The pensions America can’t afford

The defined benefit is dying. President Obama is struggling to keep it alive, but clearly it’s something that even as rich a society as ours can’t afford.

Yes, I know that “defined benefit” is not a common household phrase. But most people know what a defined-benefit pension is. It’s when your employer promises to pay you a certain amount of money, pegged to your salary or according to some other formula, when you retire.

Some 30 years ago, most big employers had defined-benefit pension plans. Some private-sector employees still have them, and many government employees do.

But a little-known provision of the 1978 tax law, section 401(k), authorized companies to offer defined-contribution pensions. Instead of promising to pay workers specific amounts years later when they retire, companies would put certain amounts in the employees’ 401(k) accounts.

The employees would own the money and choose among investment options. The money wouldn’t be taxed until it was removed from the 401(k) accounts years later.

It’s easy to understand why employers prefer defined-contribution plans: Once they’ve paid the employees, they don’t have any further obligation.

Many workers like them, too. They have real money, not a claim on a fund someone else is managing. They can change jobs rather than stay with one employer for many years until their defined-benefit pension vests.

Pensions aren’t the only de-

fined-benefit system in our society. Social Security is a defined-benefit system; you pay money in, and you get retirement benefits when you reach a certain age. Medicare is a defined-benefit system, too.

Many lefties decry the disappearance of private-sector defined-benefit pensions and strive mightily to maintain them for public-sector employees. They argue that people with defined-contribution plans often don’t save enough for a comfortable retirement or make bad investment choices.

They argue that defined-benefit plans and defined-benefit public policies provide you with absolute, 100 percent security and eliminate all risk. Unfortunately, it’s becoming clear they don’t.

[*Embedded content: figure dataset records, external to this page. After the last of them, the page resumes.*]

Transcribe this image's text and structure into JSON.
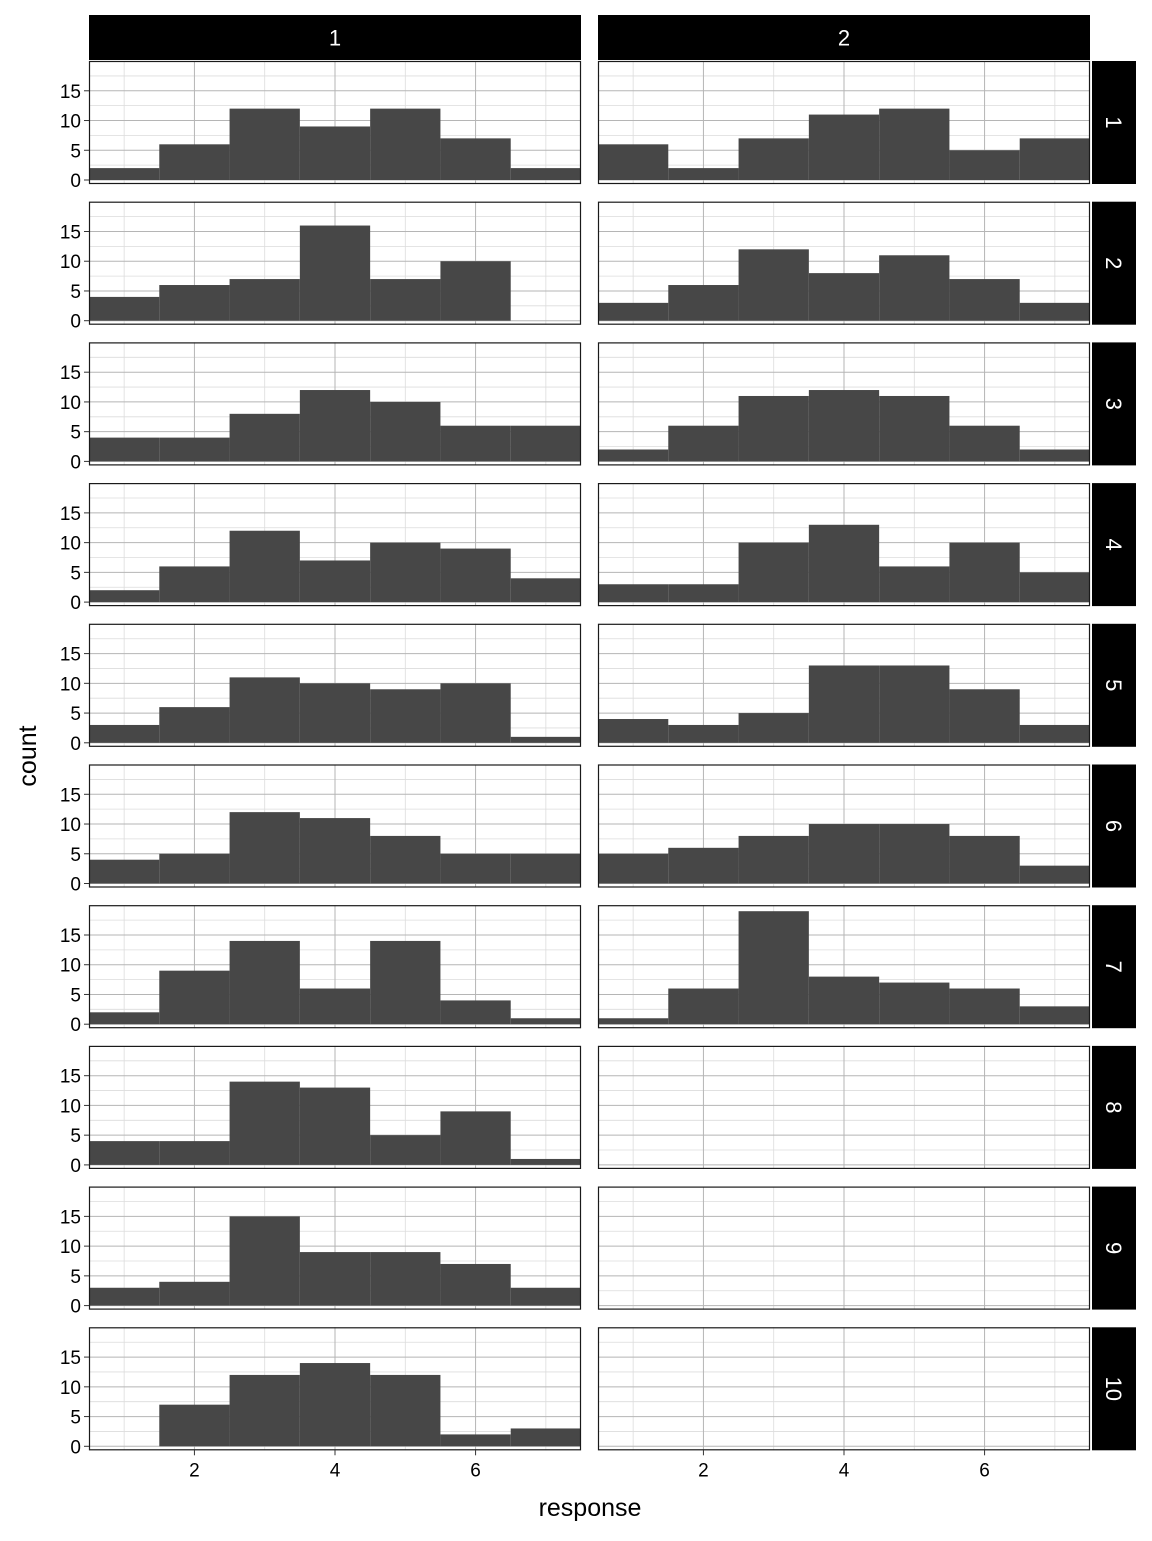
{
  "chart_data": {
    "type": "bar",
    "layout": "facet_grid",
    "xlabel": "response",
    "ylabel": "count",
    "col_facets": [
      "1",
      "2"
    ],
    "row_facets": [
      "1",
      "2",
      "3",
      "4",
      "5",
      "6",
      "7",
      "8",
      "9",
      "10"
    ],
    "bins": [
      1,
      2,
      3,
      4,
      5,
      6,
      7
    ],
    "bin_width": 1,
    "xlim": [
      0.5,
      7.5
    ],
    "ylim": [
      0,
      19
    ],
    "x_ticks": [
      2,
      4,
      6
    ],
    "y_ticks": [
      0,
      5,
      10,
      15
    ],
    "panels": [
      {
        "row": "1",
        "col": "1",
        "counts": [
          2,
          6,
          12,
          9,
          12,
          7,
          2
        ]
      },
      {
        "row": "1",
        "col": "2",
        "counts": [
          6,
          2,
          7,
          11,
          12,
          5,
          7
        ]
      },
      {
        "row": "2",
        "col": "1",
        "counts": [
          4,
          6,
          7,
          16,
          7,
          10,
          0
        ]
      },
      {
        "row": "2",
        "col": "2",
        "counts": [
          3,
          6,
          12,
          8,
          11,
          7,
          3
        ]
      },
      {
        "row": "3",
        "col": "1",
        "counts": [
          4,
          4,
          8,
          12,
          10,
          6,
          6
        ]
      },
      {
        "row": "3",
        "col": "2",
        "counts": [
          2,
          6,
          11,
          12,
          11,
          6,
          2
        ]
      },
      {
        "row": "4",
        "col": "1",
        "counts": [
          2,
          6,
          12,
          7,
          10,
          9,
          4
        ]
      },
      {
        "row": "4",
        "col": "2",
        "counts": [
          3,
          3,
          10,
          13,
          6,
          10,
          5
        ]
      },
      {
        "row": "5",
        "col": "1",
        "counts": [
          3,
          6,
          11,
          10,
          9,
          10,
          1
        ]
      },
      {
        "row": "5",
        "col": "2",
        "counts": [
          4,
          3,
          5,
          13,
          13,
          9,
          3
        ]
      },
      {
        "row": "6",
        "col": "1",
        "counts": [
          4,
          5,
          12,
          11,
          8,
          5,
          5
        ]
      },
      {
        "row": "6",
        "col": "2",
        "counts": [
          5,
          6,
          8,
          10,
          10,
          8,
          3
        ]
      },
      {
        "row": "7",
        "col": "1",
        "counts": [
          2,
          9,
          14,
          6,
          14,
          4,
          1
        ]
      },
      {
        "row": "7",
        "col": "2",
        "counts": [
          1,
          6,
          19,
          8,
          7,
          6,
          3
        ]
      },
      {
        "row": "8",
        "col": "1",
        "counts": [
          4,
          4,
          14,
          13,
          5,
          9,
          1
        ]
      },
      {
        "row": "8",
        "col": "2",
        "counts": []
      },
      {
        "row": "9",
        "col": "1",
        "counts": [
          3,
          4,
          15,
          9,
          9,
          7,
          3
        ]
      },
      {
        "row": "9",
        "col": "2",
        "counts": []
      },
      {
        "row": "10",
        "col": "1",
        "counts": [
          0,
          7,
          12,
          14,
          12,
          2,
          3
        ]
      },
      {
        "row": "10",
        "col": "2",
        "counts": []
      }
    ],
    "colors": {
      "bar": "#474747",
      "strip_bg": "#000000",
      "strip_text": "#ffffff",
      "grid_major": "#b5b5b5",
      "grid_minor": "#dcdcdc",
      "panel_border": "#1a1a1a",
      "axis_text": "#000000"
    },
    "grid": true,
    "legend": "none"
  }
}
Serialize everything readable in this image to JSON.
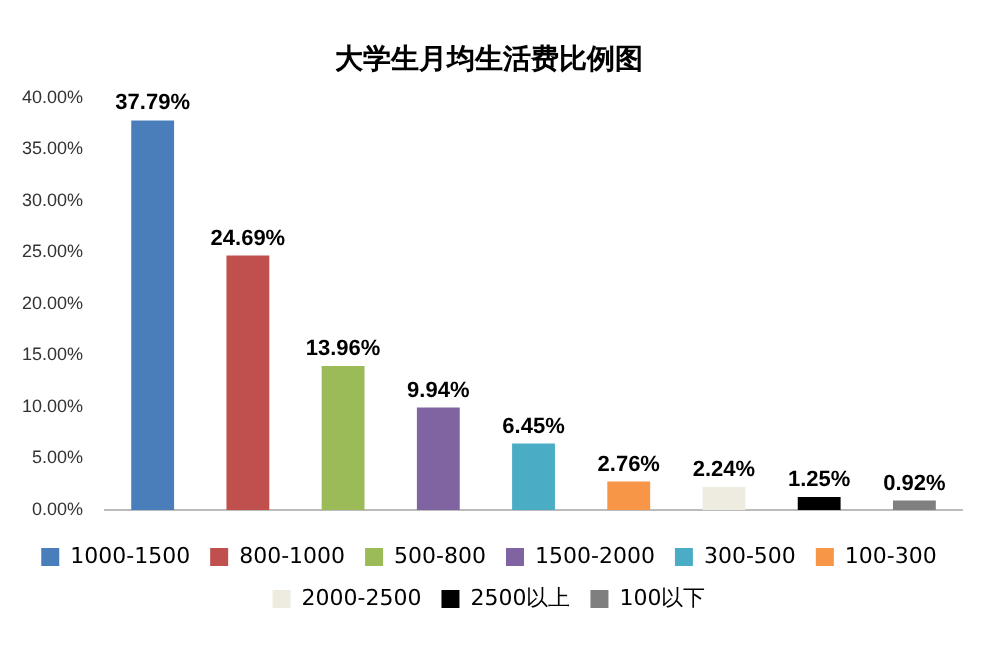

The people who put defined-benefit plans and policies in place assumed there’d always be someone able to pay for them.

There’d always be enough workers to pay for retirees’ Social Security and Medicare. Benefits were raised on the assumption that the baby-boom generation would produce a baby boom of its own. Oops. Birth rates near replacement levels, which we have now, aren’t enough. The ratio of workers to retirees is in inexorable decline.

Congress recognized the fact that both employers and employees have incentives to underfund defined-benefit pensions and passed ERISA in 1974. But when companies fail, ERISA’s Pension Benefit Guaranty Corp. doesn’t pay the full amount of many private pensions.

Defined-benefit policies assume a static society. But we live in a dynamic society, and defined-benefit policies cannot keep up with constant change.

Social Security and defined-benefit pensions assumed that people wouldn’t live long after turning 65. Now we do. Medicare didn’t provide a prescription-drug benefit because such drugs weren’t a big deal in 1965. It took 38 years before a prescription-drug benefit was added in 2003.

Defined-benefit pensions are now mostly a thing of the past, replaced by defined-contribution pensions, which place some risk directly on individuals rather than promise them full protection, which turns out to be highly risky when big entities out of their control fail.

We need to adjust defined-benefit public policies to shift some short-term risk to individuals while reducing toward zero the huge systemic risk that exists now.

Obama seems to think we can shore up these policies by taxing high earners more. But there’s not enough money there to keep things going as they are, and a big tax hike on high and middle earners would raise the risk that a sluggish economy would become the norm. That’s not a risk worth taking.